September retail sales take centre stage this week and the outcome, which concludes the sector’s readings for the quarter, will give us a clearer idea of the trade sector’s likely contribution to the third quarter headline GDP number.
Credit ratings agencies Moody’s and S&P are scheduled to give an assessment of SA’s credit rating on Friday. Fitch could also do so this month, but has not disclosed a ratings review date.
Retail sales’ growth slowed to 2.0% in August, below market forecasts of a 4.2% rise and after an upwardly revised 8.9% jump in July, reflecting the low base created by lockdown restrictions and social unrest in July 2021.
The August outcome is in line with the third-quarter RMB/BER consumer confidence index, which also showed consumer sentiment remained downbeat, signalling a substantial moderation in real consumer spending growth compared with robust growth at the beginning of the year.
The high inflation rate of 7.5% and slowing economic growth, which contracted to 0.7% quarter on quarter in the second quarter, weighed on disposable incomes, while rising interest rates and the weak job market kept consumer confidence low.
Investec chief economist Annabel Bishop said fourth-quarter outlook for household finances worsened with CPI inflation expected to remain elevated.
“Interest rates have nearly doubled in the current cycle with a further large 100 basis point hike projected later in the month as inflation remains notably above the high point of the Reserve Bank’s inflationary targeting band, primarily driven by elevated energy and food prices,” said Bishop.
As a result, Investec expects retail sales to have contracted 0.8% year on year in September.
Investec economist Lara Hodes said the contraction is also due to heightened load-shedding, which may have weighed on retailers’ ability to operate optimally while weighing heavily on consumer confidence.
Nedbank senior economist Isaac Matshego said they expect retail sales growth to remain lacklustre for the rest of 2022 and in early 2023.
“We expect households to be cautious of spending, especially on discretionary goods. Retail sales will draw support from the end-of-year discounting, but volumes are unlikely to be significantly higher than over the same period in 2021,” said Matshego.
Moody’s and S&P will give an assessment of SA’s credit rating on Friday.

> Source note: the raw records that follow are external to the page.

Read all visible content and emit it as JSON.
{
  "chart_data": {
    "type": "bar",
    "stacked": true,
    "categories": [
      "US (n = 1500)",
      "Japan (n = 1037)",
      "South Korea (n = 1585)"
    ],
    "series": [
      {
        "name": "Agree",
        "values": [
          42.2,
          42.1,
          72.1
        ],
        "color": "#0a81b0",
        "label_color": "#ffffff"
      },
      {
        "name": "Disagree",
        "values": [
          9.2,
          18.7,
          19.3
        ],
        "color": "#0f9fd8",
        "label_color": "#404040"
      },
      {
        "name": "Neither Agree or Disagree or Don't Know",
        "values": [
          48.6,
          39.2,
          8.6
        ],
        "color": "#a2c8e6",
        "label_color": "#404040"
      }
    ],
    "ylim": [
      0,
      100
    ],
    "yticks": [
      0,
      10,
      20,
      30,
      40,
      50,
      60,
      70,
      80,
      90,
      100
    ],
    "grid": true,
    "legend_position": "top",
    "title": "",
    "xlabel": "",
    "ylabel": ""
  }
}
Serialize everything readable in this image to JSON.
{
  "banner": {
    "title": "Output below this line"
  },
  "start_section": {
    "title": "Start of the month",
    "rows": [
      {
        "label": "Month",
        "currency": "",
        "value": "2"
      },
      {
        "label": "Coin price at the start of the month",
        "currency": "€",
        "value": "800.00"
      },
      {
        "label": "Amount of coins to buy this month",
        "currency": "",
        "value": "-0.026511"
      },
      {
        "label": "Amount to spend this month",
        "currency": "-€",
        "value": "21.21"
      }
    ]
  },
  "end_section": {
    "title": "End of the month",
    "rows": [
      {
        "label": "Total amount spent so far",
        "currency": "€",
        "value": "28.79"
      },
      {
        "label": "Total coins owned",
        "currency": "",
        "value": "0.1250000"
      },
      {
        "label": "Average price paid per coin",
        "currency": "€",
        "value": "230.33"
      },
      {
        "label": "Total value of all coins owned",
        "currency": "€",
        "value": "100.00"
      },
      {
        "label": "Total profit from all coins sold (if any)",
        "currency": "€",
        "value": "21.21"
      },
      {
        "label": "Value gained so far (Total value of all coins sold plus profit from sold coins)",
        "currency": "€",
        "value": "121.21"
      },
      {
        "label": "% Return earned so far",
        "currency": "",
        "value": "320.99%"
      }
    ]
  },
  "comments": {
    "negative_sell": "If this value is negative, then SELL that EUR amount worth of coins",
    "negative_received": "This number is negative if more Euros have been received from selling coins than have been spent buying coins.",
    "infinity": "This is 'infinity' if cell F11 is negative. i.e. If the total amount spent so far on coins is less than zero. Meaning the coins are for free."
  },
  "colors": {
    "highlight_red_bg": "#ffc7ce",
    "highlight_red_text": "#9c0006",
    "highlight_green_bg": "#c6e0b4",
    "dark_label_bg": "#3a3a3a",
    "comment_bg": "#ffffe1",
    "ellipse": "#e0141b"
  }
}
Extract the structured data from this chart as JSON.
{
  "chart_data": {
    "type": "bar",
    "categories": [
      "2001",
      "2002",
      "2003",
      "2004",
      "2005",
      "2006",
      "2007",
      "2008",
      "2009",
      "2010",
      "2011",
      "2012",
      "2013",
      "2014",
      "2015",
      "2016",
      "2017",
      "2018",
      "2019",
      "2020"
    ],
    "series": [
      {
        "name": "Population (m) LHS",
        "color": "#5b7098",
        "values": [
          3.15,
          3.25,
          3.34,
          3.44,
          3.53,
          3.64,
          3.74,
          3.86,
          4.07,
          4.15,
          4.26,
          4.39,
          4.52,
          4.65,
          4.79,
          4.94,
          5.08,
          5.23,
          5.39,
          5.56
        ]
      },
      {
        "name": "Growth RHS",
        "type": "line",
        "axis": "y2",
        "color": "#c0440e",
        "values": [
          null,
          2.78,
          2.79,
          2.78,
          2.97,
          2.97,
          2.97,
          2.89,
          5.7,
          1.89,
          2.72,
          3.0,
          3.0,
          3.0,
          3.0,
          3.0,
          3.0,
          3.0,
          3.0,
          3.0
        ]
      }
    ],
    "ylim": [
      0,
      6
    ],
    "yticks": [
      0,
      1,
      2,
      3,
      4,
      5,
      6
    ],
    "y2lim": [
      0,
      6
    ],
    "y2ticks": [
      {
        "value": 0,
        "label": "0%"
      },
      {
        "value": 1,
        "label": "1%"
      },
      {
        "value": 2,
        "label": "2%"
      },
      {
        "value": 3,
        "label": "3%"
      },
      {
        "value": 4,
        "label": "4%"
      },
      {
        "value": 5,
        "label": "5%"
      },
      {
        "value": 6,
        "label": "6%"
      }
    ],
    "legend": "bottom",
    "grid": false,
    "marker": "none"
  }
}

Moody’s and Fitch have SA on stable outlooks, while S&P moved SA to a positive outlook in May.
In a note, Bishop said SA’s credit ratings are not expected to be upgraded this year, despite S&P’s positive outlook and a “credible stabilisation of debt projections” in the medium-term budget policy statement.
“The ratings agencies are likely to adopt a wait-and-see approach, and potentially not deliver credit rating upgrades this year,” said Bishop. “S&P’s positive outlook may be mirrored by Fitch, but the credit ratings agencies are likely to wait for the outcome of the ANC elective conference.”
Bishop said influential international commenters, including the IMF and Moody’s, have shown scepticism on fiscal plans set out in the medium-term budget with valid concern about the tendency of the public service “wage bill to come out above budget each year”.
She said the ratings agencies are concerned about state-owned entities’ needs for financial bailouts, “another large expenditure item with insufficient electricity production”. She said these are a concern because they limit economic growth and fiscal revenue generation.
“These factors are not expected to improve over the short-term, while Transnet’s diminishing capacity on its rail and ports has limiting factors for economic growth and so revenue collection, in turn damaging for public finances, and so limiting credit rating uplift potential,” said Bishop.
“The deterioration of economic activity on the back of worsening fundamentals for economic growth, particularly Transnet and Eskom’s capacity to meet the needs of a growing economy, remains a pertinent risk for SA.”
Other possible reasons for a downgrade include weakened GDP growth projections of a 0.9% average over five years, a swing to left-leaning policies, depressed business confidence, little investment growth, a short recession and SA’s potential greylisting for an indefinite period.